See urxvt(1) for a full list of options.
DESCRIPTION
shellex is a shell-based launcher with a lot more features and a lot simpler design. It launches a shell (currently zsh(1)) and shows it in a small terminal (currently urxvt(1)), wrapping every command with a little bit of extra magic (redirecting stdout, stderr, disowning and closing the shell) to get more typical launcher-behaviour.
This gives you a simple launcher with tab-completion and other shell-features, configurable in shell.
RESOURCES
shellex uses two X-Resources at the monent, to manipulate its behaviour:
URxvt.shellex.pos
- If pointer, shellex shows the window on the window, the mousepointer is on. If focus, it uses the output, where most of the currently focused window is. Defaults to focus.
URxvt.shellex.edge
- On what screen edge to show the launcher (top or bottom). Defaults to top.
CONFIGURATION
shellex configuration snippets can be found in /usr/lib/shellex/.
On start, shellex looks into /etc/shellex for default-snippets to source (usually this will be symlinks to /usr/lib/shellex/) as well as into $HOME/.shellex/ for any user-configuration. If a file of the same name exists in both locations, it will only use the one in $HOME/.shellex/.

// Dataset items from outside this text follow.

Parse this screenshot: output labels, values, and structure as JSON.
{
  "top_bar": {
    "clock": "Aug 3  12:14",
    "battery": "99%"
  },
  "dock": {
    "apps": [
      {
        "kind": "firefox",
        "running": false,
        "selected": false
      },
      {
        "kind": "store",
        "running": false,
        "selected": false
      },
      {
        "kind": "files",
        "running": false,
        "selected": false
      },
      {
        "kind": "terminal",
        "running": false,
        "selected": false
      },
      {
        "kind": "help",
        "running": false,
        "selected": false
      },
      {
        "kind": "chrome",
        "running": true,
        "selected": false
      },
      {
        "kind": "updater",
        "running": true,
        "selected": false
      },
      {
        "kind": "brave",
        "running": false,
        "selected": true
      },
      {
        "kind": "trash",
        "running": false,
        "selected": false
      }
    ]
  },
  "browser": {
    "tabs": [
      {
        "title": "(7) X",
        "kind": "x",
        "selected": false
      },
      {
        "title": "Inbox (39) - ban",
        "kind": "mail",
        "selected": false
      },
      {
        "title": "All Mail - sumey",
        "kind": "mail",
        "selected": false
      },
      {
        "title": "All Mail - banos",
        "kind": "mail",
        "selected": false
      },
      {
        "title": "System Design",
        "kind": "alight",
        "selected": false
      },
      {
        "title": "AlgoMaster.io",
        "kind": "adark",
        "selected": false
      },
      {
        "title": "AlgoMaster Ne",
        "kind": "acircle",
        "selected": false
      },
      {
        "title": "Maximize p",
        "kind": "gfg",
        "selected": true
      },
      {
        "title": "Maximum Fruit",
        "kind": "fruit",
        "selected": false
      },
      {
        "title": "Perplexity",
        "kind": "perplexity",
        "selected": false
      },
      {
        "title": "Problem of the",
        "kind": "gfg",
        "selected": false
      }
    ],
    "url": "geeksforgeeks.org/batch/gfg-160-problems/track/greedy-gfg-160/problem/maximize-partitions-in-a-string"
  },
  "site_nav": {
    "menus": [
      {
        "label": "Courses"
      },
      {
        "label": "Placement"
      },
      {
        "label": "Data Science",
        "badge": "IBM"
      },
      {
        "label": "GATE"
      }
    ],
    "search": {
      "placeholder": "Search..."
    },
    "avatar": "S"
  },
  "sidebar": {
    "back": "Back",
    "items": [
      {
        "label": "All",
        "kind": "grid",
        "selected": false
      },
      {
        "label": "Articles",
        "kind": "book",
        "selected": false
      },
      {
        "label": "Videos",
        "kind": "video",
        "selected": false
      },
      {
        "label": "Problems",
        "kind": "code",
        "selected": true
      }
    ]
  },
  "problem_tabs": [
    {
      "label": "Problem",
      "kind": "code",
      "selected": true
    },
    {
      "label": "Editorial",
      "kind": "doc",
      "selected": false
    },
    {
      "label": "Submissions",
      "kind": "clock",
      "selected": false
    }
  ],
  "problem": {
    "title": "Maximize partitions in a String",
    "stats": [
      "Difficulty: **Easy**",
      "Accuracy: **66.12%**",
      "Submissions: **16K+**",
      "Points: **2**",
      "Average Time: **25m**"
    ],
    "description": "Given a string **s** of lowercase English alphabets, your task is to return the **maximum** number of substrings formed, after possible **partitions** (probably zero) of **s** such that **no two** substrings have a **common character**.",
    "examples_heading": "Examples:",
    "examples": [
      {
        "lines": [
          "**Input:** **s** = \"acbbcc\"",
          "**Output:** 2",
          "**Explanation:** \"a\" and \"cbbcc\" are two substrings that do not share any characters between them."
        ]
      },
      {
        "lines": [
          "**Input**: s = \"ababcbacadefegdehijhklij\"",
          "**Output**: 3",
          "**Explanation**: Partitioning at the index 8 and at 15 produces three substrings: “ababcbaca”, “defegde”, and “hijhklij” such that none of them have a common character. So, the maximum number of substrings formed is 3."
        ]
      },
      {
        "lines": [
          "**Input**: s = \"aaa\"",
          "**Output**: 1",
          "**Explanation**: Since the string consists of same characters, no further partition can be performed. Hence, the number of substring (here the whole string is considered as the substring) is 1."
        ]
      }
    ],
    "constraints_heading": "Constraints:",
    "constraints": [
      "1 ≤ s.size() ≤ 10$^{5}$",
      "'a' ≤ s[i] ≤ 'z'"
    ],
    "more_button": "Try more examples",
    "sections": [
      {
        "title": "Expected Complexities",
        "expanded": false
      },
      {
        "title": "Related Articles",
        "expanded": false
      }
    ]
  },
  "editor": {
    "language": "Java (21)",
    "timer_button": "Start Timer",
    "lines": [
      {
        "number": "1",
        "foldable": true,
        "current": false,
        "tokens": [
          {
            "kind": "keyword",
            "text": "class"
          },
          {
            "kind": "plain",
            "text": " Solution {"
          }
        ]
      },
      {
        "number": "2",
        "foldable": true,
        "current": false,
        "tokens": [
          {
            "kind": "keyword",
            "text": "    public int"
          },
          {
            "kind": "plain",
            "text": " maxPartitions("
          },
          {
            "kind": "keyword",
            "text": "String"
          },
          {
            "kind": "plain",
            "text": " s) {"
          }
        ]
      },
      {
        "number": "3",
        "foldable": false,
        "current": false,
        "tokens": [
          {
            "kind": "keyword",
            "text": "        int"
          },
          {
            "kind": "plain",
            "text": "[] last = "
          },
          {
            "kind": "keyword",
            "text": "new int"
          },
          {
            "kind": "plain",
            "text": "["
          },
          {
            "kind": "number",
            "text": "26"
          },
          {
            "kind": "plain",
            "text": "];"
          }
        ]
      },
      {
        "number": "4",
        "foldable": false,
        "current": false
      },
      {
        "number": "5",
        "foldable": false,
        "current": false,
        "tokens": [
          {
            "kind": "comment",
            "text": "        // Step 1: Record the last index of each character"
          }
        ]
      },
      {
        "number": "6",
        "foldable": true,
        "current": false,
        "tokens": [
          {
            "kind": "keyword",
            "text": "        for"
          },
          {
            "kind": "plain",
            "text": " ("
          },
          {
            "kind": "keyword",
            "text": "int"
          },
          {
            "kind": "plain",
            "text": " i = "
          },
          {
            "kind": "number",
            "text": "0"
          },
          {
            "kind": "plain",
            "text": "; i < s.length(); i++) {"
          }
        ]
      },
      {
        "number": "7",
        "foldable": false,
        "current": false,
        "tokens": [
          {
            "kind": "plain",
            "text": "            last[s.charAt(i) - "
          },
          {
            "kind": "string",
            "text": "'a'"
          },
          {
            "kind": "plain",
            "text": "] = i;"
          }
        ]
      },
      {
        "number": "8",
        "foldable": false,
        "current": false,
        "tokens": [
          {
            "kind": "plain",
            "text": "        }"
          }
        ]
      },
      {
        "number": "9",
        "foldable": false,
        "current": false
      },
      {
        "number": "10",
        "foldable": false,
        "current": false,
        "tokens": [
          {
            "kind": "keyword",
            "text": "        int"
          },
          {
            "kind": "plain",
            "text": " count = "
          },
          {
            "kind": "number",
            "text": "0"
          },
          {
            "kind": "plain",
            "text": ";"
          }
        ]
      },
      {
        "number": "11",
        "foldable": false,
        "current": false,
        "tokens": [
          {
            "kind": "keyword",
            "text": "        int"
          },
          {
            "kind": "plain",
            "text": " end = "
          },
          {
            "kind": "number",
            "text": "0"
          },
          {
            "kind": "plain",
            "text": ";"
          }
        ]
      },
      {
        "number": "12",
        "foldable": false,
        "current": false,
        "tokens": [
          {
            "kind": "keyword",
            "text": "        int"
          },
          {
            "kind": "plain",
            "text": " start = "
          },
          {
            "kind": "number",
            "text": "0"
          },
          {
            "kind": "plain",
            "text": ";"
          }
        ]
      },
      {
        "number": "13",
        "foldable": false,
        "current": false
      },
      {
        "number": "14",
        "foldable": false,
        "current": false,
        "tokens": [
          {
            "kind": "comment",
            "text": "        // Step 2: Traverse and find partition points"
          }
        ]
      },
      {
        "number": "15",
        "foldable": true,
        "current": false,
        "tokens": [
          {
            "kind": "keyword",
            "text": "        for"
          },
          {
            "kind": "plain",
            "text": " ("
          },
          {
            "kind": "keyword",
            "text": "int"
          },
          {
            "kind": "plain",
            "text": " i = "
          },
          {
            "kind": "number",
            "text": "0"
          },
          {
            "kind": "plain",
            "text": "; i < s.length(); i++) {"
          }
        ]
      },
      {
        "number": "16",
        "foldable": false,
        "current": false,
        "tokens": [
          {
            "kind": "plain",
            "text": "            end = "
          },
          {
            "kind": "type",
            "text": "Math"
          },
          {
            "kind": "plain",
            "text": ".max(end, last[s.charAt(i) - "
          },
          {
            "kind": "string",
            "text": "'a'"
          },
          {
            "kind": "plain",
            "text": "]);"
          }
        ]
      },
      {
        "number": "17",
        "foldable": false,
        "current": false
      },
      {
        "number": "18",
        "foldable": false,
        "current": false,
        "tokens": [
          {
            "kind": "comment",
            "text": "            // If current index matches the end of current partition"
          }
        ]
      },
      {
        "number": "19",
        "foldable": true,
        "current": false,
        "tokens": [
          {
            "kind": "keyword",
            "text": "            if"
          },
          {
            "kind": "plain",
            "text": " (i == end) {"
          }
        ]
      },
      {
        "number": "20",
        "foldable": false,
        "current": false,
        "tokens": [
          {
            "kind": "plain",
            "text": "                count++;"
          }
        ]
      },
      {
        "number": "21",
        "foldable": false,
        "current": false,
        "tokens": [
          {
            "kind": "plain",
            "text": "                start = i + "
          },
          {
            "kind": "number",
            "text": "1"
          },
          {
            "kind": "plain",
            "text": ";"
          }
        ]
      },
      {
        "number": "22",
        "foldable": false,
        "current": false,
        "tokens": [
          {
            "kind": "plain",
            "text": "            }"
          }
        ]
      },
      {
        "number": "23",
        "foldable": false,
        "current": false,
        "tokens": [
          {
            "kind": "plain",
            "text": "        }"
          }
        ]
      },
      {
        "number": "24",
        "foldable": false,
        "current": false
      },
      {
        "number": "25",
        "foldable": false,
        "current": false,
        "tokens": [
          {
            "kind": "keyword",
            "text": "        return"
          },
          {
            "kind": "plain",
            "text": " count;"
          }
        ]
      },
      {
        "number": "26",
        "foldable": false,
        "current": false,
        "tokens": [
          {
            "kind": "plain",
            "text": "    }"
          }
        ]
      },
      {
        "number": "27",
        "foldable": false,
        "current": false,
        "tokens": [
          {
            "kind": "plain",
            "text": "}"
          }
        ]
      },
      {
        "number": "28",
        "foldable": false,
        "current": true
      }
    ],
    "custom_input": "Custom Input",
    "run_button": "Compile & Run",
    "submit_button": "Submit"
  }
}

To customize shellex, you can do the following things in $HOME/.shellex/:
- 1. Overwrite a default by creating a new snippet of the same name
- 2. Not include a default by creating a symlink to /dev/null of the same same
- 3. Include an example-snippet not used by default, by creating a symlink to /usr/lib/shellex/snippet
- 4. Write you own snippets with a currently unused name
To avoid naming-conflicts in the future, you should add a common suffix to all your own snippets.